Andrew J. Rush est un auteur à succès « officiel » (déjà 28 best-seller à son actif) qui a choisi d’écrire également sous un pseudo, lui permettant d’exprimer sa part plus sombre, violente, trash, perverse, sans filtre. Un pseudo qu’il a soigneusement caché à tous, y compris sa femme, son agent et son éditeur. Il mène presque ainsi une double vie, la seconde qu’il tient à tout prix à garder secrète, ne souhaitant pas être associer à ces (ses) 5 publications douteuses.

Mais le secret est sur le point d’éclater lorsqu’il laisse trainer sur son bureau un exemplaire de Valet de pique sur lequel tombe se fille Julia qui, malgré les réticences de son père, le lit et tombe sur certains éléments importants de son enfance remaniés de façon plus macabre, jetant le trouble et l’inquiétude sur la jeune femme.

A cela s’ajoute la surprenante plainte d’une certaine C.W Haider, une inconnue (habitante de Harbourton issue d’une famille importante de la ville) qui l’accuse de l’avoir plagié en volant ses journaux intimes, ses souvenirs et ses manuscrits… Bien que l’affaire soit très facilement déboutée, elle réveille chez Andrew un pan de sa personnalité qu’il avait réussi à contenir dans l’écriture sous le pseudo de Valet de pique, un alter ego qui arrive peu à peu à prendre le dessus….

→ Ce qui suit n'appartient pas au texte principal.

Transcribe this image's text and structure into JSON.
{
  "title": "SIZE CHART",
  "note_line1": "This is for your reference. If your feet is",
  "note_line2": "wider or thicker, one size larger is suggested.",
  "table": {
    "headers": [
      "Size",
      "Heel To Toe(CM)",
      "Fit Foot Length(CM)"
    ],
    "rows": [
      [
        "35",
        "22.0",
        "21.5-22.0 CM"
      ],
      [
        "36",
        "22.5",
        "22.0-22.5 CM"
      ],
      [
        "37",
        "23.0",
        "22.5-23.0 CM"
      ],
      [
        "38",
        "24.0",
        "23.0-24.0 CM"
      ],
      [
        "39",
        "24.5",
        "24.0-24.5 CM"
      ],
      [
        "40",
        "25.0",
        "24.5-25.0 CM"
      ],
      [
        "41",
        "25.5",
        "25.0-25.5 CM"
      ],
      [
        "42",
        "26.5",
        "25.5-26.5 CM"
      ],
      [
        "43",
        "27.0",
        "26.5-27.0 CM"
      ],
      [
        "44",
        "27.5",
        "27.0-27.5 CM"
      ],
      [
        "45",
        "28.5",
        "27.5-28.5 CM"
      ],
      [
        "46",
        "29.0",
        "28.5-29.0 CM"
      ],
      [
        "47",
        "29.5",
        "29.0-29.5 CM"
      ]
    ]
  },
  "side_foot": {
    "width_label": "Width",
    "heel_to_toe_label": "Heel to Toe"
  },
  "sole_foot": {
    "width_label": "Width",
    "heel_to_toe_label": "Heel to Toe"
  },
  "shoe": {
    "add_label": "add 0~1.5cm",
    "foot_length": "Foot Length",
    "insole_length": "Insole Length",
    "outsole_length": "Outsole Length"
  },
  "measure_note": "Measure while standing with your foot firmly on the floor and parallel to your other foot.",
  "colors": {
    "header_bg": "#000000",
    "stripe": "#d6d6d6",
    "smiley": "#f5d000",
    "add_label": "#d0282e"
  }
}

« Alors que chacune des phrases d’Andrew J. Rush me coûtait un effort, me donnant parfois l’impression d’aller extraire veines et artères mutilées de mon corps pour imprimer sur la page blanche, des passages, des pages entières et même des chapitres de Valet de pique jaillissaient dans un brouillard forcené, me laissant épuise, mais satisfait. » Page 139

Habituée aux romans de Joyce Carol Oates, j’ai trouvé ce dernier très différents de ses précédentes publications. Même si c’est une habituée des romans sombres, celui-ci possede deux particularités : un aspect fantastique que je n’avais jamais encore rencontré et une fluidité dans la construction et dans la narration qui tranche avec bon nombre de certains de ces titres.

En effet, Valet de pique est beaucoup moins dense que d’autres, plus direct (sans pour autant manquer de cette force subjective qu’on connait de son écriture). Il mise beaucoup sur l’atmosphère inquiétante et les nombreuses références renforcent l’idée de glissement de la personnalité du protagoniste vers un côté obscur très troublant.

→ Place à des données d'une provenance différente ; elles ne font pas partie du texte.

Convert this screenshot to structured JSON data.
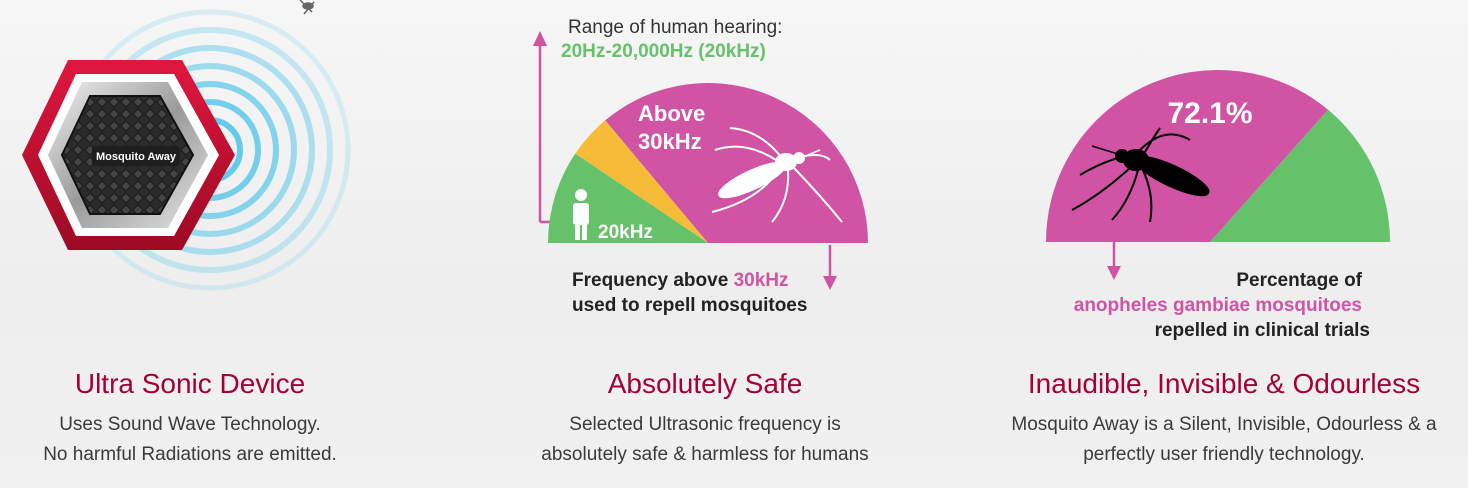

Tel un hommage aux grands maîtres du genre (tels que Poe ou Stephen King), Valet de pique est un thriller captivant. Il mélange classique/contemporain (avec l’utilisation d’éléments que l’on retrouve habituellement dans cette littérature tel que le fameux chat noir, et un contexte actuel qui laisse facilement le lecteur imaginer une certaine part de réalité) et fait (en peu de pages) basculer le lecteur et Andrew vers les ténèbres.

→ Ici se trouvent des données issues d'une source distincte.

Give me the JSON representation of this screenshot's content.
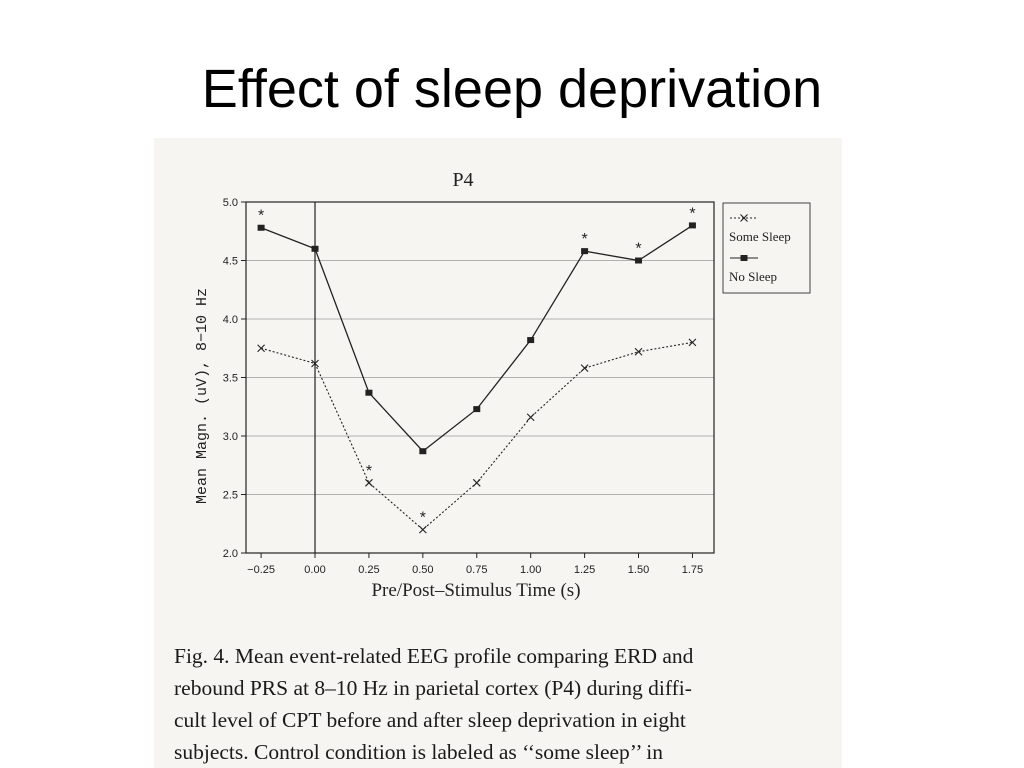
{
  "slide": {
    "title": "Effect of sleep deprivation"
  },
  "chart_data": {
    "type": "line",
    "title": "P4",
    "xlabel": "Pre/Post–Stimulus Time (s)",
    "ylabel": "Mean Magn. (uV),  8−10 Hz",
    "xlim": [
      -0.32,
      1.85
    ],
    "ylim": [
      2.0,
      5.0
    ],
    "x_ticks": [
      -0.25,
      0.0,
      0.25,
      0.5,
      0.75,
      1.0,
      1.25,
      1.5,
      1.75
    ],
    "x_tick_labels": [
      "−0.25",
      "0.00",
      "0.25",
      "0.50",
      "0.75",
      "1.00",
      "1.25",
      "1.50",
      "1.75"
    ],
    "y_ticks": [
      2.0,
      2.5,
      3.0,
      3.5,
      4.0,
      4.5,
      5.0
    ],
    "y_tick_labels": [
      "2.0",
      "2.5",
      "3.0",
      "3.5",
      "4.0",
      "4.5",
      "5.0"
    ],
    "grid": "horizontal",
    "vertical_reference_x": 0.0,
    "legend_position": "right",
    "x": [
      -0.25,
      0.0,
      0.25,
      0.5,
      0.75,
      1.0,
      1.25,
      1.5,
      1.75
    ],
    "series": [
      {
        "name": "Some Sleep",
        "style": "dotted",
        "marker": "x",
        "values": [
          3.75,
          3.62,
          2.6,
          2.2,
          2.6,
          3.16,
          3.58,
          3.72,
          3.8
        ]
      },
      {
        "name": "No Sleep",
        "style": "solid",
        "marker": "square",
        "values": [
          4.78,
          4.6,
          3.37,
          2.87,
          3.23,
          3.82,
          4.58,
          4.5,
          4.8
        ]
      }
    ],
    "annotations": [
      {
        "text": "*",
        "series": "No Sleep",
        "x": -0.25
      },
      {
        "text": "*",
        "series": "Some Sleep",
        "x": 0.25
      },
      {
        "text": "*",
        "series": "Some Sleep",
        "x": 0.5
      },
      {
        "text": "*",
        "series": "No Sleep",
        "x": 1.25
      },
      {
        "text": "*",
        "series": "No Sleep",
        "x": 1.5
      },
      {
        "text": "*",
        "series": "No Sleep",
        "x": 1.75
      }
    ],
    "colors": {
      "ink": "#222222",
      "grid": "#9a9a9a",
      "paper": "#f6f5f2"
    }
  },
  "caption": {
    "lines": [
      "Fig. 4.  Mean event-related EEG profile comparing ERD and",
      "rebound PRS at 8–10 Hz in parietal cortex (P4) during diffi-",
      "cult level of CPT before and after sleep deprivation in eight",
      "subjects. Control condition is labeled as ‘‘some sleep’’ in"
    ]
  }
}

Addictif et fascinant, ce roman donne, toutefois, plus l’impression de lire une nouvelle. J’ai pris un grand plaisir à lire ce texte, mais la talentueuse Joyce Carol Oates m’aurait régalée d’un bon grand roman comme elle en a l’habitude, un roman exploitant toutes les facettes pour en faire thriller psychologique (parsemé d’une touche fantastique) remarquable.